Lazutka Juozas R, Daniūnaitė Kristina, Dedonytė Veronika, Popandopula Aistė, Žukaitė Karolina, Visockienė Žydrūnė, Šiaulienė Laura
Life Sciences Center, Vilnius University, Saulėtekio Al. 7, LT-10257 Vilnius, Lithuania.
Faculty of Medicine, Vilnius University, M. K. Čiurlionio St. 21, LT-03101 Vilnius, Lithuania.
Pharmaceuticals (Basel). 2024 Nov 16;17(11):1538. doi: 10.3390/ph17111538.
BACKGROUND/OBJECTIVES: Diabetes mellitus (DM) is a complex and heterogenous disease classified as a group of metabolic disorders characterized by chronic hyperglycemia resulting from defects in insulin secretion, insulin action, or both. It leads to various complications, some of which are macrovascular or microvascular complications, like diabetic polyneuropathy (DPN), having a profound impact on patients' quality of life. Oxidative stress (OS) is one of the significant mechanisms in the development and progression of DPN. Thus, targeting OS pathways by antioxidants, such as α-lipoic acid (ALA), could represent a promising therapeutic strategy for alleviating neuropathic symptoms. The aim of our study was to evaluate whether short-term (from 4 to 9 days) intravenous administration of ALA could cause any measurable improvement in subjects with DM.

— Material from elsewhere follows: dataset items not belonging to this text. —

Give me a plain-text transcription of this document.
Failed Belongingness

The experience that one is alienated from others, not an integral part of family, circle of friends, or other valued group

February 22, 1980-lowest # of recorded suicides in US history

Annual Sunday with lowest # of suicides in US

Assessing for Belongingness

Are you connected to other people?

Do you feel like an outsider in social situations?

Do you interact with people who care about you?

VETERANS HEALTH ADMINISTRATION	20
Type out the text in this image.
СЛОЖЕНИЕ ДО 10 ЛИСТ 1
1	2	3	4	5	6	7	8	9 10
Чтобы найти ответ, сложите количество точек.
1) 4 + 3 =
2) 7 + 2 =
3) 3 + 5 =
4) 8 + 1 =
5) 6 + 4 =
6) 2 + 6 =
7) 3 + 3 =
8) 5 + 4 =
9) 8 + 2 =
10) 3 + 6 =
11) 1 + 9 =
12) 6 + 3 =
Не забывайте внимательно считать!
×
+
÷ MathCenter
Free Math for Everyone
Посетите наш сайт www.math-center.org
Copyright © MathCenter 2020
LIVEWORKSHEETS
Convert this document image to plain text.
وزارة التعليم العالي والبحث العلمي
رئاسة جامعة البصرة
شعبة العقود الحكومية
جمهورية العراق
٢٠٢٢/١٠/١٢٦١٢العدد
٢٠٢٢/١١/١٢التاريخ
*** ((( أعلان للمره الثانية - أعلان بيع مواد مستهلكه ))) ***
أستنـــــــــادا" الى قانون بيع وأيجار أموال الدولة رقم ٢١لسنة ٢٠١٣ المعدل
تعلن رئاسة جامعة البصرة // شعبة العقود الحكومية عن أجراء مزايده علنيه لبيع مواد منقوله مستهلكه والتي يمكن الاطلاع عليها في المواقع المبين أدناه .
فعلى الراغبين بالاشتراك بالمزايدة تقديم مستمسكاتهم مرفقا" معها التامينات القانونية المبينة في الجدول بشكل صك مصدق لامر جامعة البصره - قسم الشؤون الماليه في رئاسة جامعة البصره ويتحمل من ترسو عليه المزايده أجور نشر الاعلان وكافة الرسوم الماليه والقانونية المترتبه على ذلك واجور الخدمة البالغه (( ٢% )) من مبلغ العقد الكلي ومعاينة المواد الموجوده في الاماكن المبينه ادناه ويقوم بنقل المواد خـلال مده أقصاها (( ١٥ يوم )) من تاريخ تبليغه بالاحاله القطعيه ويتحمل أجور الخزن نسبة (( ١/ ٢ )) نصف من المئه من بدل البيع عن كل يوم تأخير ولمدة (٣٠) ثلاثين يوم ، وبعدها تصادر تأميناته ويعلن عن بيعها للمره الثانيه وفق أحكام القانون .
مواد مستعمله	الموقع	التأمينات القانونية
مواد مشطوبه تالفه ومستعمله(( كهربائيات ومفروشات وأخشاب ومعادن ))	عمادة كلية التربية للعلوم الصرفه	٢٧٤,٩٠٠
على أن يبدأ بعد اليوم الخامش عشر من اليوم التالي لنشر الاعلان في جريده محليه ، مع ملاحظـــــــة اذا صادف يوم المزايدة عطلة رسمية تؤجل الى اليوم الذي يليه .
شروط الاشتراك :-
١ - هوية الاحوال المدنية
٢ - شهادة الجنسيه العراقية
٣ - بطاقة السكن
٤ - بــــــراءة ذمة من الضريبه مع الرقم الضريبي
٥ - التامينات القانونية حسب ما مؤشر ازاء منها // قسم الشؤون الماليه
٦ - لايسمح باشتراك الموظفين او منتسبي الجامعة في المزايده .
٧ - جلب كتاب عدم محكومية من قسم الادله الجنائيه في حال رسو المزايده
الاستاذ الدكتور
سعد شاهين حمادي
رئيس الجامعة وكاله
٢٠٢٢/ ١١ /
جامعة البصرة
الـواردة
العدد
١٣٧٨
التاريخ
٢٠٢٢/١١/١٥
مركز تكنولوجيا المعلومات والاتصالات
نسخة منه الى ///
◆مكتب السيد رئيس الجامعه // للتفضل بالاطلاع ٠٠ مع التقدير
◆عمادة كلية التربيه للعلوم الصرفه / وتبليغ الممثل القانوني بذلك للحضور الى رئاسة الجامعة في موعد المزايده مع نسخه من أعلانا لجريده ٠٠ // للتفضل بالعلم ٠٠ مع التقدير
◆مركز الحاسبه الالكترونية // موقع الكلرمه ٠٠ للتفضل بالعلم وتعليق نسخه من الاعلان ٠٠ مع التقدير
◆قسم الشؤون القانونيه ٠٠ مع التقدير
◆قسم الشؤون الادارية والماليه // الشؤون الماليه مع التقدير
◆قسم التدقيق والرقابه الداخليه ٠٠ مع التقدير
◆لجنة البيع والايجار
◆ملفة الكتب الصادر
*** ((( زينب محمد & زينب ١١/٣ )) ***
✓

Sixteen subjects with DM (six type 1 and ten type 2) and sixteen nondiabetic subjects matched by sex and age were recruited to this study. Only subjects with DM received treatment with ALA (600 mg daily). Pain intensity and biomarkers of DNA damage including plasma concentration of 8-hydroxy-2'-deoxyguanosine (8-OHdG), frequency of micronucleated lymphocytes (MN), and frequency of sister-chromatid exchanges (SCEs), were measured before and after the treatment with ALA.
Pain intensity and 8-OHdG levels were significantly lower in DM subjects after the ALA treatment than before the treatment. However, no changes in the frequency of SCEs and MN were observed.
Our results show some evidence that even a short-term intravenous treatment with ALA could be beneficial for diabetic subjects, reducing pain intensity and concentration of 8-OHdG in blood plasma.
背景/目的:糖尿病(DM)是一种复杂的异质性疾病,属于一组代谢紊乱疾病,其特征为胰岛素分泌缺陷、胰岛素作用缺陷或两者兼而有之导致的慢性高血糖。它会引发各种并发症,其中一些是大血管或微血管并发症,如糖尿病性多发性神经病变(DPN),对患者的生活质量有深远影响。氧化应激(OS)是DPN发生和发展的重要机制之一。因此,通过抗氧化剂(如α-硫辛酸(ALA))靶向OS途径可能是缓解神经病变症状的一种有前景的治疗策略。我们研究的目的是评估短期(4至9天)静脉注射ALA是否能使糖尿病患者有任何可测量的改善。
本研究招募了16名糖尿病患者(6名1型和10名2型)以及16名年龄和性别匹配的非糖尿病受试者。只有糖尿病患者接受ALA治疗(每日600毫克)。在ALA治疗前后测量疼痛强度以及DNA损伤的生物标志物,包括血浆8-羟基-2'-脱氧鸟苷(8-OHdG)浓度、微核淋巴细胞(MN)频率和姐妹染色单体交换(SCE)频率。
ALA治疗后,糖尿病患者的疼痛强度和8-OHdG水平显著低于治疗前。然而,未观察到SCE和MN频率的变化。
我们的结果显示,有证据表明即使短期静脉注射ALA对糖尿病患者也可能有益,可降低疼痛强度和血浆中8-OHdG的浓度。